Amongst some of the sights we saw were a massive monument to a former Kaiser, very many wood framed houses much like our own Tudor buildings, eagles in the wild, German cakes and a spectacular gorge.  We also visited an old mine, which by the time we arrived had shut, and a model railway exhibition which was still open.  It featured trains by Marlkellen and was well worth the visit. We stopped for a bite to eat on one day at one of the many ‘Imbiss’ which does fast and cheap food.  My sausage in a bun was 1 Euro 20, less than £1.  This was in the former East Germany at a place called Blankenburg.  Earlier in the week in Nordhausen we had stopped in the old town to admire the architecture which included a church with two towers.  One of these was a wee bit out of line.  A coffee and cake here came to the princely sum of 1 Euro 30.  At Goslar we sat in a square eating ice creams, drinking Cappuccinos, watching a weeding celebration and its photo session by the fountain when the clock chimed 3 o’clock.  This was accompanied by tunes on a bell system along with statues that suddenly appeared from trap doors either side of the clock.

Weather-wise we were disappointed.  Our arrival on the Sunday was warm and dry, though not as warm as the previous week had been apparently.  Then overnight there was heavy rain.  Monday was colder, whilst Tuesday and Wednesday showed single figure temperatures.  Unbelievable for May31st!  On Thursday we had light showers interspersed with sunny periods before a prolonged period of heavy rain fell for a while.  Eventually the sun made a belated appearance.

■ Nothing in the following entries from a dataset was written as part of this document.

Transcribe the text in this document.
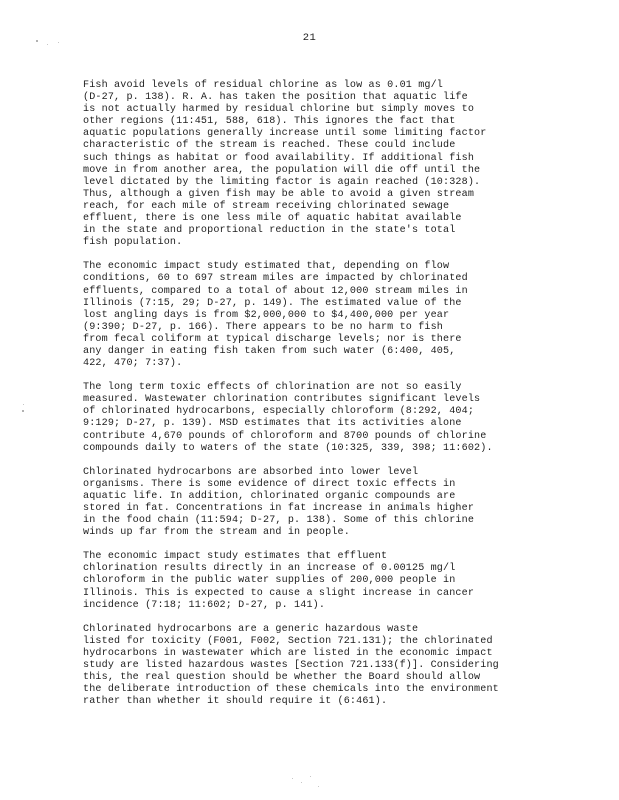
21
Fish avoid levels of residual chlorine as low as 0.01 mg/l
(D-27, p. 138). R. A. has taken the position that aquatic life
is not actually harmed by residual chlorine but simply moves to
other regions (11:451, 588, 618). This ignores the fact that
aquatic populations generally increase until some limiting factor
characteristic of the stream is reached. These could include
such things as habitat or food availability. If additional fish
move in from another area, the population will die off until the
level dictated by the limiting factor is again reached (10:328).
Thus, although a given fish may be able to avoid a given stream
reach, for each mile of stream receiving chlorinated sewage
effluent, there is one less mile of aquatic habitat available
in the state and proportional reduction in the state's total
fish population.
The economic impact study estimated that, depending on flow
conditions, 60 to 697 stream miles are impacted by chlorinated
effluents, compared to a total of about 12,000 stream miles in
Illinois (7:15, 29; D-27, p. 149). The estimated value of the
lost angling days is from $2,000,000 to $4,400,000 per year
(9:390; D-27, p. 166). There appears to be no harm to fish
from fecal coliform at typical discharge levels; nor is there
any danger in eating fish taken from such water (6:400, 405,
422, 470; 7:37).
The long term toxic effects of chlorination are not so easily
measured. Wastewater chlorination contributes significant levels
of chlorinated hydrocarbons, especially chloroform (8:292, 404;
9:129; D-27, p. 139). MSD estimates that its activities alone
contribute 4,670 pounds of chloroform and 8700 pounds of chlorine
compounds daily to waters of the state (10:325, 339, 398; 11:602).
Chlorinated hydrocarbons are absorbed into lower level
organisms. There is some evidence of direct toxic effects in
aquatic life. In addition, chlorinated organic compounds are
stored in fat. Concentrations in fat increase in animals higher
in the food chain (11:594; D-27, p. 138). Some of this chlorine
winds up far from the stream and in people.
The economic impact study estimates that effluent
chlorination results directly in an increase of 0.00125 mg/l
chloroform in the public water supplies of 200,000 people in
Illinois. This is expected to cause a slight increase in cancer
incidence (7:18; 11:602; D-27, p. 141).
Chlorinated hydrocarbons are a generic hazardous waste
listed for toxicity (F001, F002, Section 721.131); the chlorinated
hydrocarbons in wastewater which are listed in the economic impact
study are listed hazardous wastes [Section 721.133(f)]. Considering
this, the real question should be whether the Board should allow
the deliberate introduction of these chemicals into the environment
rather than whether it should require it (6:461).
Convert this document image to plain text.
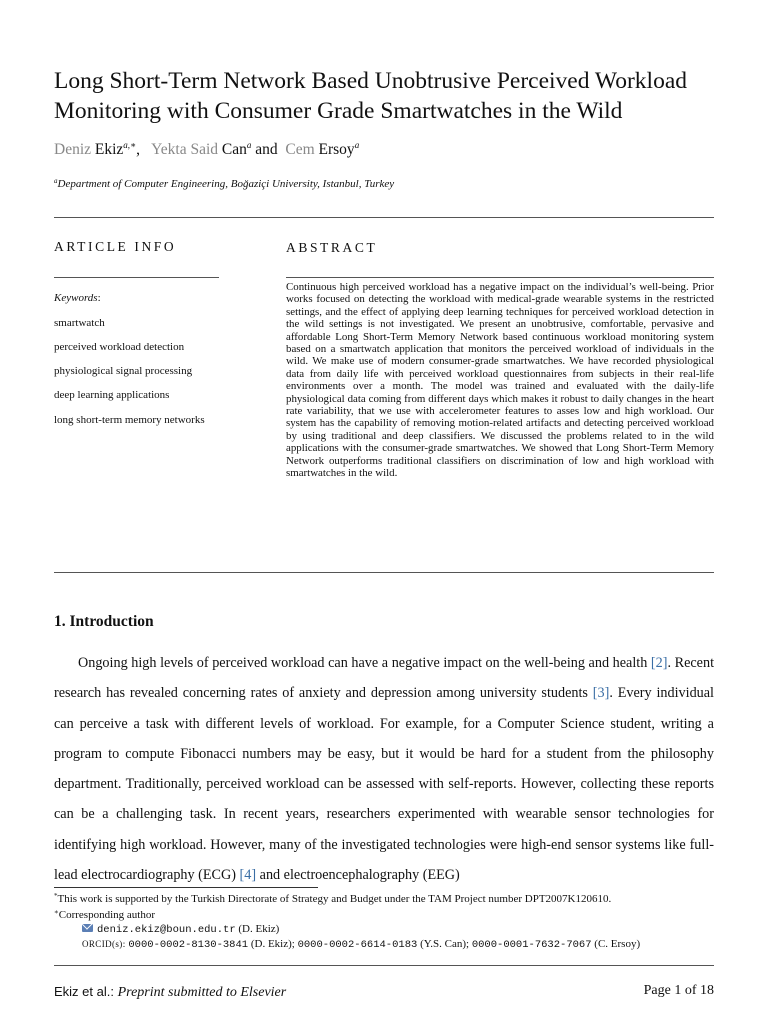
Long Short-Term Network Based Unobtrusive Perceived Workload Monitoring with Consumer Grade Smartwatches in the Wild
Deniz Ekiz$^{a,∗}$, Yekta Said Can$^a$ and Cem Ersoy$^a$
$^a$Department of Computer Engineering, Boğaziçi University, Istanbul, Turkey
ARTICLE INFO
Keywords:
smartwatch
perceived workload detection
physiological signal processing
deep learning applications
long short-term memory networks
ABSTRACT
Continuous high perceived workload has a negative impact on the individual’s well-being. Prior works focused on detecting the workload with medical-grade wearable systems in the restricted settings, and the effect of applying deep learning techniques for perceived workload detection in the wild settings is not investigated. We present an unobtrusive, comfortable, pervasive and affordable Long Short-Term Memory Network based continuous workload monitoring system based on a smartwatch application that monitors the perceived workload of individuals in the wild. We make use of modern consumer-grade smartwatches. We have recorded physiological data from daily life with perceived workload questionnaires from subjects in their real-life environments over a month. The model was trained and evaluated with the daily-life physiological data coming from different days which makes it robust to daily changes in the heart rate variability, that we use with accelerometer features to asses low and high workload. Our system has the capability of removing motion-related artifacts and detecting perceived workload by using traditional and deep classifiers. We discussed the problems related to in the wild applications with the consumer-grade smartwatches. We showed that Long Short-Term Memory Network outperforms traditional classifiers on discrimination of low and high workload with smartwatches in the wild.
1. Introduction
Ongoing high levels of perceived workload can have a negative impact on the well-being and health [2]. Recent research has revealed concerning rates of anxiety and depression among university students [3]. Every individual can perceive a task with different levels of workload. For example, for a Computer Science student, writing a program to compute Fibonacci numbers may be easy, but it would be hard for a student from the philosophy department. Traditionally, perceived workload can be assessed with self-reports. However, collecting these reports can be a challenging task. In recent years, researchers experimented with wearable sensor technologies for identifying high workload. However, many of the investigated technologies were high-end sensor systems like full-lead electrocardiography (ECG) [4] and electroencephalography (EEG)
*This work is supported by the Turkish Directorate of Strategy and Budget under the TAM Project number DPT2007K120610.
∗Corresponding author
deniz.ekiz@boun.edu.tr (D. Ekiz)
ORCID(s): 0000-0002-8130-3841 (D. Ekiz); 0000-0002-6614-0183 (Y.S. Can); 0000-0001-7632-7067 (C. Ersoy)
Ekiz et al.: Preprint submitted to Elsevier	Page 1 of 18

On our ride back to Amsterdam on Saturday we encountered several torrential showers as we rode a

Bad Grund

cross the border into Holland.  Arriving in Amsterdam the showers stopped.  On the way through the outskirts we met a fair bit of congestion.  I was amused to note one jam on the east bound carriageway appeared to be caused by two blokes who were out of their car and were pushing it for all they were worth.  Richard’s sat nav once again proved its worth by allowing us to find our way around this very bustly city.  We found the cyclists were a problem since they have right of way, and they tended to approach from all directions without warning.  We had planned to do a canal trip, but we considered that perhaps by the time we arrived there was insufficient time for this.  We had a quick walk around the city centre near to the railway station instead and a rapid bite to eat plus cappuccino in a café before finding our way to the ferry port and check -in.  Again, there were a lot of bikes to load, and again we had to do the tying down ourselves.  Richard was concerned as a German rider on an old CX 500 parked it rather close to his bike.  He had them sorted so that it could not fall onto his bike.  After a further couple of beers, we went to eat in the buffet for the return crossing.  This was a touch more expensive than the a la carte we used on the way out, but the compensation was in the presentation, choice and quality of the food.  We were both delighted with our meal.  So we repaired to the bar (surprise surprise!)  and enjoyed a thoroughly enjoyable cabaret from the resident band and a dance group who between them put on a very well rehearsed and professional show.

Our overall thoughts at the end of the holiday were of an enjoyable time spent in good company despite the attempts of the weather to dampen our spirits.  Next year might be a diy tour instead of using the services of a tour firm.